Плюс один, товарищ комбат!
Шрифт:
От возможного расстрела парней спас зашедший в землянку батальонный комиссар. Степан непроизвольно отметил разницу между вошедшим и комбатом. В отличие от пехотно-серого капитана, комиссар форсил в белом полушубке, и даже личное оружие, наган — и тот находился в светло-желтой кобуре.
— Виктор Геннадьевич! Надо поговорить. О…
— Не здесь товарищ Чости! — Тут же встрепенулся комбат. — Пройдемте к орудию еще раз. Еще раз надо осмотреть.
И они вместе вышли из землянки.
— … орудию, 152-мм гаубице-пушке, казенную часть при выстреле оторвало. Вот, забегали, ищут на батарее диверсантов и провокаторов, — шепотом, навалившись на стол грудью к Степану, пояснил Юрка ситуацию. — Дело на контроль сам маршал Кулик взял. Вчера с батареи всех к особисту таскали, тот уже чуть ли не пытает,
— А я-то тут причем? — резонно, как ему показалось, спросил друга по несчастью Степан. — Твоя рация ты и виноват если что.
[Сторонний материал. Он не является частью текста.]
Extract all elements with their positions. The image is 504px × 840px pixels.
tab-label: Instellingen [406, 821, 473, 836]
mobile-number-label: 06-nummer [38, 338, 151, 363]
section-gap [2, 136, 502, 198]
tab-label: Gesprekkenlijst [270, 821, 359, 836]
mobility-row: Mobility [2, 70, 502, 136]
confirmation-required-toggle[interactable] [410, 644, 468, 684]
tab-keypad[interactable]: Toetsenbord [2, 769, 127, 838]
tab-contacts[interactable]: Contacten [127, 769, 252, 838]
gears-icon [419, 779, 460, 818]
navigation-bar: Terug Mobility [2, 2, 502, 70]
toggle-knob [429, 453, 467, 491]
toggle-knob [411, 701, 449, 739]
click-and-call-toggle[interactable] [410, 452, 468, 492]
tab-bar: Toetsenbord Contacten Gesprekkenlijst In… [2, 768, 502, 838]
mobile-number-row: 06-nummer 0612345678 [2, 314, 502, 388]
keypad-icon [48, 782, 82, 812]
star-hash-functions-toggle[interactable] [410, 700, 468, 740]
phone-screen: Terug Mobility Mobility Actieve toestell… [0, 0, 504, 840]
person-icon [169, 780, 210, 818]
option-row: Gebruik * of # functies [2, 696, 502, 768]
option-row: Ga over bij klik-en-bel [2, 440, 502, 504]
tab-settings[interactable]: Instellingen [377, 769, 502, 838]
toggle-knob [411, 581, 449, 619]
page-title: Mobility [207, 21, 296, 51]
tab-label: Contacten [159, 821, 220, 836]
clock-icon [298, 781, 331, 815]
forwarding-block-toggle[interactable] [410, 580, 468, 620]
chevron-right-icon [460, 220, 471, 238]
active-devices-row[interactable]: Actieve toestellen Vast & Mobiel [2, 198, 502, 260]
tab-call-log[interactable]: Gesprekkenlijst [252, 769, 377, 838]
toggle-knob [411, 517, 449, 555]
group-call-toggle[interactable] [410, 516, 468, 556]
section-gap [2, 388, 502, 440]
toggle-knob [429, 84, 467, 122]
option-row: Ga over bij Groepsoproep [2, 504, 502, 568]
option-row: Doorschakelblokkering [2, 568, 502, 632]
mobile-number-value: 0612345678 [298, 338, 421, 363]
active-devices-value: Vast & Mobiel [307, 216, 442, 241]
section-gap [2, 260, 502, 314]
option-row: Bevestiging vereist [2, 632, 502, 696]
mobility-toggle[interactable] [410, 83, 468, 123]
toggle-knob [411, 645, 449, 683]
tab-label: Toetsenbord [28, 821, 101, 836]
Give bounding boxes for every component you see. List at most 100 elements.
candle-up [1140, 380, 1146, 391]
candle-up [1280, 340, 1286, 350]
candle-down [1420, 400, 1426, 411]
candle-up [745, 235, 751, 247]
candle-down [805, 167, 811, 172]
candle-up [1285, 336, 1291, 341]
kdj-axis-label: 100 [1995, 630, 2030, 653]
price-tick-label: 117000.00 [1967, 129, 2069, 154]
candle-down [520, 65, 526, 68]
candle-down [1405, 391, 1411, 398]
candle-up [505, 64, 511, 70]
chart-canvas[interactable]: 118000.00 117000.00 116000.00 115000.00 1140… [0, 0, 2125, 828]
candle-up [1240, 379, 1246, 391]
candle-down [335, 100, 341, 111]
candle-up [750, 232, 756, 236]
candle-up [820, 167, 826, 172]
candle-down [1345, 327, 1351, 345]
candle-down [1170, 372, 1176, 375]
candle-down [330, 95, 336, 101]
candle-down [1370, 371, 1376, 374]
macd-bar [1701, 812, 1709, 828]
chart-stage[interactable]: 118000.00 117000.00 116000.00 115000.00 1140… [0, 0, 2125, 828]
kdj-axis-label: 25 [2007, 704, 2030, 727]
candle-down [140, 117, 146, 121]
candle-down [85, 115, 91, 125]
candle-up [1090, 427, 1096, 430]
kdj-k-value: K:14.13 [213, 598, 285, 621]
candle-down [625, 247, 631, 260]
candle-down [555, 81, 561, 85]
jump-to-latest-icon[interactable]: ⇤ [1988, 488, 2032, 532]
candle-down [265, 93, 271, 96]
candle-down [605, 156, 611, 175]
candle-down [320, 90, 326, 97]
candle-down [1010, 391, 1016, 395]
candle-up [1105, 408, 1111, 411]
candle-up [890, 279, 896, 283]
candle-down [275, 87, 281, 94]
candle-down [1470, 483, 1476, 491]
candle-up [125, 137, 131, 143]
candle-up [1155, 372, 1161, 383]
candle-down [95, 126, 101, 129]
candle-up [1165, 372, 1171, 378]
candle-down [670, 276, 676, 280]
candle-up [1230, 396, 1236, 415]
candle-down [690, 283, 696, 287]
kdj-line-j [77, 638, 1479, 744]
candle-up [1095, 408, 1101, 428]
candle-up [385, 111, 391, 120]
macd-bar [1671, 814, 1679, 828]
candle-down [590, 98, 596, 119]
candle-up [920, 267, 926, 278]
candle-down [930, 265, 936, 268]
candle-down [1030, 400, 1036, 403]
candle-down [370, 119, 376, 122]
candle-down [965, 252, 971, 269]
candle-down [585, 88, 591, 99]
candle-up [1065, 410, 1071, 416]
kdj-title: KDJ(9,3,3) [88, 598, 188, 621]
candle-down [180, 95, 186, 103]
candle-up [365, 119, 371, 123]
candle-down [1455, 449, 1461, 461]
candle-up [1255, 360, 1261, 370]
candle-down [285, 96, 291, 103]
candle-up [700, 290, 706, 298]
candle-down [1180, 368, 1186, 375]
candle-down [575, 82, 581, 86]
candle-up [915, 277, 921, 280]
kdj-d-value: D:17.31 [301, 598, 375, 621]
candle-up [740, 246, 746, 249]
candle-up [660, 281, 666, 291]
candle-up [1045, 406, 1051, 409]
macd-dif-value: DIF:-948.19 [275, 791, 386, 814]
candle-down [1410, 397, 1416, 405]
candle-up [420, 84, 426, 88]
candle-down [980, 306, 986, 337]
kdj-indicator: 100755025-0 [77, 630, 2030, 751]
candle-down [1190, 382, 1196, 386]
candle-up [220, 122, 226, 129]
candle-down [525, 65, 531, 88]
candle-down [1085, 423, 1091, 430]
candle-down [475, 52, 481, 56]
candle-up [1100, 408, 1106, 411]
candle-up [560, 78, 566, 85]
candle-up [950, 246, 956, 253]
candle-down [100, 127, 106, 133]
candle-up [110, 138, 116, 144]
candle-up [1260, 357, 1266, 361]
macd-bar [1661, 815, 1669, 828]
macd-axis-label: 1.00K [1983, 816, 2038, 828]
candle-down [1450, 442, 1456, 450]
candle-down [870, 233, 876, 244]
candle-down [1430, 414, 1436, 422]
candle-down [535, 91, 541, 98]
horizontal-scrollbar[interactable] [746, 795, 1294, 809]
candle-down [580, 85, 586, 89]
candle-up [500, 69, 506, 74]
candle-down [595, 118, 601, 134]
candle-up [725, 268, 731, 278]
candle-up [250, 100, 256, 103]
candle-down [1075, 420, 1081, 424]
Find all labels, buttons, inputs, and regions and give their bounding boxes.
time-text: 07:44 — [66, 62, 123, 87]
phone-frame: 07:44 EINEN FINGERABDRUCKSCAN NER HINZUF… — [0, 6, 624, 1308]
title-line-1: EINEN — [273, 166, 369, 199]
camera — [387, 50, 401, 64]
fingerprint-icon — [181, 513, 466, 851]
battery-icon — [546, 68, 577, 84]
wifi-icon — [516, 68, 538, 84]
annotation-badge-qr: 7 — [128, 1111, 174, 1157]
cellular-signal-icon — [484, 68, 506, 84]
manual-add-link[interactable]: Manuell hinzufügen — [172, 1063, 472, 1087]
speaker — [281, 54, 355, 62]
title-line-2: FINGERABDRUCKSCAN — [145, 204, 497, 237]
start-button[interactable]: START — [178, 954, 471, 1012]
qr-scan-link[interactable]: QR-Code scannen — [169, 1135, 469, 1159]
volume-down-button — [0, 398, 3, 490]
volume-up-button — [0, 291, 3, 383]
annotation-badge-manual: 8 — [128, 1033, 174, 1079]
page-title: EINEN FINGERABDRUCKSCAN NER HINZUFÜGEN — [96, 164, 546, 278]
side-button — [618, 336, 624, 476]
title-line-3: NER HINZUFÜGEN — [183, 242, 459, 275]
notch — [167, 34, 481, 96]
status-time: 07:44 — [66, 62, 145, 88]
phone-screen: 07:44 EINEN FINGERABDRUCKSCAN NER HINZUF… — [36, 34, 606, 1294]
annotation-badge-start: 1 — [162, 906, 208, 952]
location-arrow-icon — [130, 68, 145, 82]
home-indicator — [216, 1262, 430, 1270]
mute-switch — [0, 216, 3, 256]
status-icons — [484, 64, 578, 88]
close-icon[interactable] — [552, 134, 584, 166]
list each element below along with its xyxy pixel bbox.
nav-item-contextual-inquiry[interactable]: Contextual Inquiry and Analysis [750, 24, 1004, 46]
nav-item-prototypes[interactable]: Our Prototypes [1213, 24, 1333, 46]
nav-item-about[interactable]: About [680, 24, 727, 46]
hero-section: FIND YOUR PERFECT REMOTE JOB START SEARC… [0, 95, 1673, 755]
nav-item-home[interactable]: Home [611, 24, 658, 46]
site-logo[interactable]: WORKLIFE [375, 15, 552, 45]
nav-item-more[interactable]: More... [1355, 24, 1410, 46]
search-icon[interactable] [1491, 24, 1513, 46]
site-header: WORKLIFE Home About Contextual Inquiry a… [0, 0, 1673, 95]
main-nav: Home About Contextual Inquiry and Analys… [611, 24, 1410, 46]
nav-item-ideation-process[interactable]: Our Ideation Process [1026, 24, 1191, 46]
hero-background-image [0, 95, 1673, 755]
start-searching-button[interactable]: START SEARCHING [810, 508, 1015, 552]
Я вот, вообще на мотоцикле сейчас донесения развожу.
— Комбата слышал?! Вот! Все, мужик на взводе, ему сейчас все едино — снизу кроют, сверху бьют, дома вообще ситуация каюк. Ему все равно, кто сейчас виноват — лишь бы злость спустить на ком-то, — жарко продолжал шептать собеседнику Юрка. Он решил, для верности, добавить еще новостей с местной кухни:
— Как сумасшедший, спрашивает иногда — ноль или единица. Когда отвечают ноль — шибко злится. Сразу видно — свих мозга от всего этого.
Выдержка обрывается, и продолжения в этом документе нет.